I am running a continuous push replicator on iOS using Couchbase Lite 2.5.2:
Couchbase Server: Community Edition 6.0.0 build 1693
Couchbase Gateway: Couchbase Sync Gateway/2.5.0(271;bf3ddf6) CE

After pushing some documents, after a short time it gives me:

2019-07-09 00:49:31.714373+0100 App.iOS[21336:648888] [69]| WARNING) [Network] {C4SocketImpl#1}==> litecore::repl::C4SocketImpl wss://sync.server.com:443/app/_blipsync @0x7f7e57e822e0

Then I get:

2019-07-09 00:49:31.730066+0100 App.iOS[21336:648888] [69]| WARNING) [Network] {C4SocketImpl#1} Unexpected or unclean socket disconnect! (reason=errno, code=54)

Then some of this:

2019-07-09 00:49:31.740771+0100 App.iOS[21336:648803] [70]| ERROR) [Replicator] {Repl#2}==> litecore::repl::Replicator /Users/user/Library/Developer/CoreSimulator/Devices/AC3CC977-6FC7-40B6-B7F1-68F2E3A1F1D5/data/Containers/Data/Application/5E2403AD-FDDC-45C7-BE68-B17A22440CF4/Documents/app_30bf0d3d47f146d4ad9ca2a67505dd08.cblite2/ ->wss://sync.server.com:443/app/_blipsync @0x7f7e57e8b1b8

And finally this, after which it’ll not function properly anymore:

2019-07-09 00:49:31.752448+0100 App.iOS[21336:648803] [70]| ERROR) [Replicator] {Repl#2} Got LiteCore error: POSIX error 54 “CouchbaseLiteException (POSIXDomain / 54): Connection reset by peer.”
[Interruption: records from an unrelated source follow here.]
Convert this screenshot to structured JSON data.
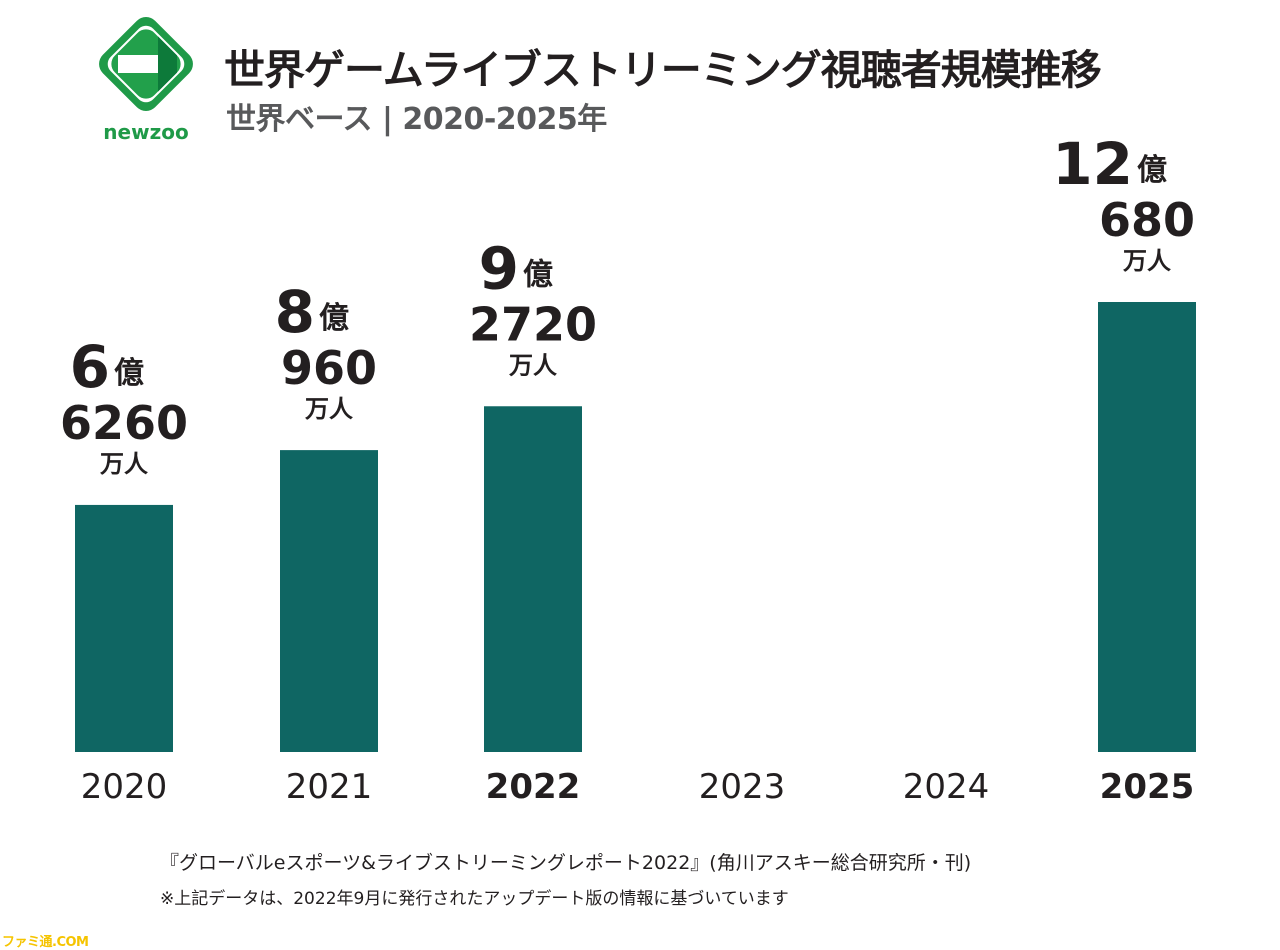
{
  "brand": {
    "name": "newzoo"
  },
  "header": {
    "title": "世界ゲームライブストリーミング視聴者規模推移",
    "subtitle": "世界ベース | 2020-2025年"
  },
  "chart_data": {
    "type": "bar",
    "title": "世界ゲームライブストリーミング視聴者規模推移",
    "subtitle": "世界ベース | 2020-2025年",
    "unit": "万人",
    "categories": [
      "2020",
      "2021",
      "2022",
      "2023",
      "2024",
      "2025"
    ],
    "values": [
      66260,
      80960,
      92720,
      null,
      null,
      120680
    ],
    "bold_categories": [
      "2022",
      "2025"
    ],
    "data_labels": [
      {
        "oku": "6",
        "oku_unit": "億",
        "man": "6260",
        "man_unit": "万人"
      },
      {
        "oku": "8",
        "oku_unit": "億",
        "man": "960",
        "man_unit": "万人"
      },
      {
        "oku": "9",
        "oku_unit": "億",
        "man": "2720",
        "man_unit": "万人"
      },
      null,
      null,
      {
        "oku": "12",
        "oku_unit": "億",
        "man": "680",
        "man_unit": "万人"
      }
    ],
    "bar_color": "#0f6663",
    "grid": false,
    "legend": "none"
  },
  "footer": {
    "source": "『グローバルeスポーツ&ライブストリーミングレポート2022』(角川アスキー総合研究所・刊)",
    "note": "※上記データは、2022年9月に発行されたアップデート版の情報に基づいています"
  },
  "watermark": "ファミ通.COM",
  "colors": {
    "accent_green": "#1f9a48",
    "bar": "#0f6663",
    "text": "#231f20",
    "subtext": "#58595b"
  }
}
I have mostly been using single shot replication and that doesn’t give me these errors, even on longer syncs. The logs on the server don’t show any errors or abnormalities.

Anyone got any ideas?

jens · July 9, 2019, 12:45am

When you see a “Connection reset by peer” error, the issue is usually on the other side, i.e. Sync Gateway. Did it log any errors?
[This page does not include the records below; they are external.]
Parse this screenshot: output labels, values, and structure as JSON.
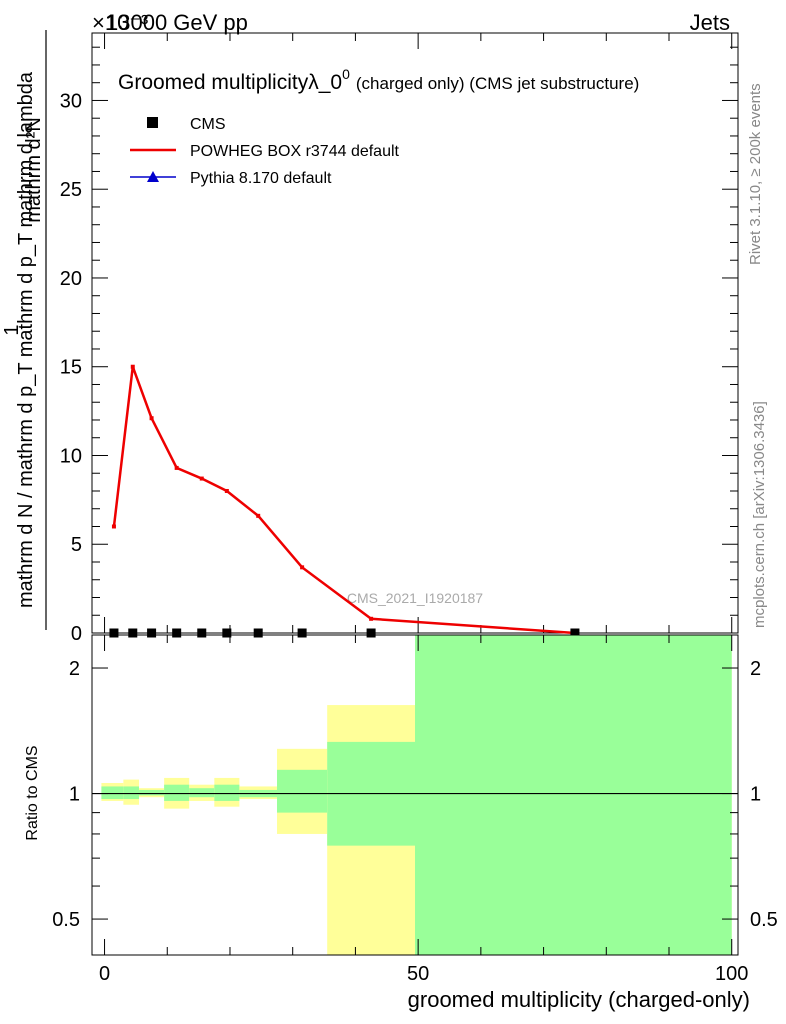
{
  "header": {
    "energy": "13000 GeV pp",
    "process": "Jets",
    "exponent_marker": "×10⁻³"
  },
  "title": {
    "main": "Groomed multiplicityλ_0",
    "superscript": "0",
    "suffix": "(charged only) (CMS jet substructure)"
  },
  "legend": {
    "items": [
      {
        "label": "CMS",
        "marker": "square",
        "color": "#000000"
      },
      {
        "label": "POWHEG BOX r3744 default",
        "marker": "line",
        "color": "#ee0000"
      },
      {
        "label": "Pythia 8.170 default",
        "marker": "triangle",
        "color": "#0000cc"
      }
    ]
  },
  "axes": {
    "y_main_label_numerator": "mathrm d²N",
    "y_main_label_denominator": "mathrm d N / mathrm d p_T mathrm d p_T mathrm d lambda",
    "y_main_label_one": "1",
    "y_ratio_label": "Ratio to CMS",
    "x_label": "groomed multiplicity (charged-only)"
  },
  "side_text": {
    "rivet": "Rivet 3.1.10, ≥ 200k events",
    "mcplots": "mcplots.cern.ch [arXiv:1306.3436]"
  },
  "watermark": "CMS_2021_I1920187",
  "chart_data": [
    {
      "type": "line",
      "panel": "main",
      "xlim": [
        -2,
        101
      ],
      "ylim": [
        0,
        33.8
      ],
      "y_scale_note": "×10⁻³",
      "y_ticks": [
        0,
        5,
        10,
        15,
        20,
        25,
        30
      ],
      "x_ticks": [
        0,
        50,
        100
      ],
      "series": [
        {
          "name": "POWHEG BOX r3744 default",
          "color": "#ee0000",
          "x": [
            1.5,
            4.5,
            7.5,
            11.5,
            15.5,
            19.5,
            24.5,
            31.5,
            42.5,
            75
          ],
          "y": [
            6.0,
            15.0,
            12.1,
            9.3,
            8.7,
            8.0,
            6.6,
            3.7,
            0.8,
            0.0
          ]
        },
        {
          "name": "CMS",
          "color": "#000000",
          "x": [
            1.5,
            4.5,
            7.5,
            11.5,
            15.5,
            19.5,
            24.5,
            31.5,
            42.5,
            75
          ],
          "y": [
            0.0,
            0.0,
            0.0,
            0.0,
            0.0,
            0.0,
            0.0,
            0.0,
            0.0,
            0.0
          ]
        }
      ]
    },
    {
      "type": "area",
      "panel": "ratio",
      "ylabel": "Ratio to CMS",
      "y_scale": "log",
      "ylim": [
        0.41,
        2.4
      ],
      "y_ticks": [
        0.5,
        1,
        2
      ],
      "x_ticks": [
        0,
        50,
        100
      ],
      "reference": 1,
      "bands": [
        {
          "x0": -0.5,
          "x1": 3,
          "yellow": [
            0.96,
            1.06
          ],
          "green": [
            0.97,
            1.04
          ]
        },
        {
          "x0": 3,
          "x1": 5.5,
          "yellow": [
            0.94,
            1.08
          ],
          "green": [
            0.97,
            1.04
          ]
        },
        {
          "x0": 5.5,
          "x1": 9.5,
          "yellow": [
            0.98,
            1.03
          ],
          "green": [
            0.99,
            1.02
          ]
        },
        {
          "x0": 9.5,
          "x1": 13.5,
          "yellow": [
            0.92,
            1.09
          ],
          "green": [
            0.96,
            1.05
          ]
        },
        {
          "x0": 13.5,
          "x1": 17.5,
          "yellow": [
            0.96,
            1.05
          ],
          "green": [
            0.98,
            1.03
          ]
        },
        {
          "x0": 17.5,
          "x1": 21.5,
          "yellow": [
            0.93,
            1.09
          ],
          "green": [
            0.96,
            1.05
          ]
        },
        {
          "x0": 21.5,
          "x1": 27.5,
          "yellow": [
            0.97,
            1.04
          ],
          "green": [
            0.98,
            1.02
          ]
        },
        {
          "x0": 27.5,
          "x1": 35.5,
          "yellow": [
            0.8,
            1.28
          ],
          "green": [
            0.9,
            1.14
          ]
        },
        {
          "x0": 35.5,
          "x1": 49.5,
          "yellow": [
            0.38,
            1.63
          ],
          "green": [
            0.75,
            1.33
          ]
        },
        {
          "x0": 49.5,
          "x1": 100,
          "yellow": [
            0.38,
            2.4
          ],
          "green": [
            0.38,
            2.4
          ]
        }
      ]
    }
  ],
  "colors": {
    "yellow_band": "#ffff99",
    "green_band": "#99ff99",
    "powheg": "#ee0000",
    "pythia": "#0000cc",
    "cms": "#000000"
  }
}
avia_bdg · July 9, 2019, 7:58am

That is the thing, the logs on the server show nothing abnormal, no errors. It seems to be all on the client’s side.
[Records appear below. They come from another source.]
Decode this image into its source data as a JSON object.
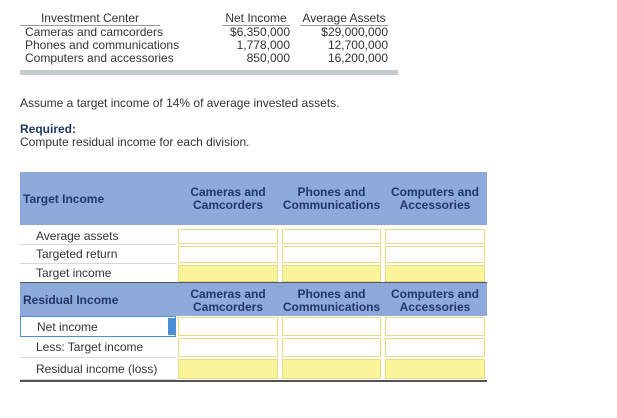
{
  "top_table": {
    "headers": [
      "Investment Center",
      "Net Income",
      "Average Assets"
    ],
    "rows": [
      [
        "Cameras and camcorders",
        "$6,350,000",
        "$29,000,000"
      ],
      [
        "Phones and communications",
        "1,778,000",
        "12,700,000"
      ],
      [
        "Computers and accessories",
        "850,000",
        "16,200,000"
      ]
    ]
  },
  "assumption": "Assume a target income of 14% of average invested assets.",
  "required_label": "Required:",
  "required_text": "Compute residual income for each division.",
  "sections": [
    {
      "title": "Target Income",
      "columns": [
        [
          "Cameras and",
          "Camcorders"
        ],
        [
          "Phones and",
          "Communications"
        ],
        [
          "Computers and",
          "Accessories"
        ]
      ],
      "rows": [
        "Average assets",
        "Targeted return",
        "Target income"
      ]
    },
    {
      "title": "Residual Income",
      "columns": [
        [
          "Cameras and",
          "Camcorders"
        ],
        [
          "Phones and",
          "Communications"
        ],
        [
          "Computers and",
          "Accessories"
        ]
      ],
      "rows": [
        "Net income",
        "Less: Target income",
        "Residual income (loss)"
      ]
    }
  ]
}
jens · July 9, 2019, 4:19pm

Next thing to look at is middleware. What’s in between client and server? Sometimes these gateways will close sockets because they think they’re idle or because they’ve violated some rule they impose. (A few customers have reported problems with Azure killing their connections due to WebSocket messages larger than 4KB, for example.)

avia_bdg · July 10, 2019, 11:15am

We use HAProxy as reverse proxy in between. We also thought it might be that and tried to connect directly to the Gateway instead but couldn’t get it working before. We finally found what I was doing wrong connecting direct today, and tested it, and it worked without the issues. So it’s something in HAProxy. We’ve now increased the timeout from 350 to 500 and it seems to be doing better.

avia_bdg · July 10, 2019, 11:40am

The Gateway was restarted to enable debug logging. So it is possible that the problem will reoccur if it’s been up for a longer time if it was nothing to do with HAProxy.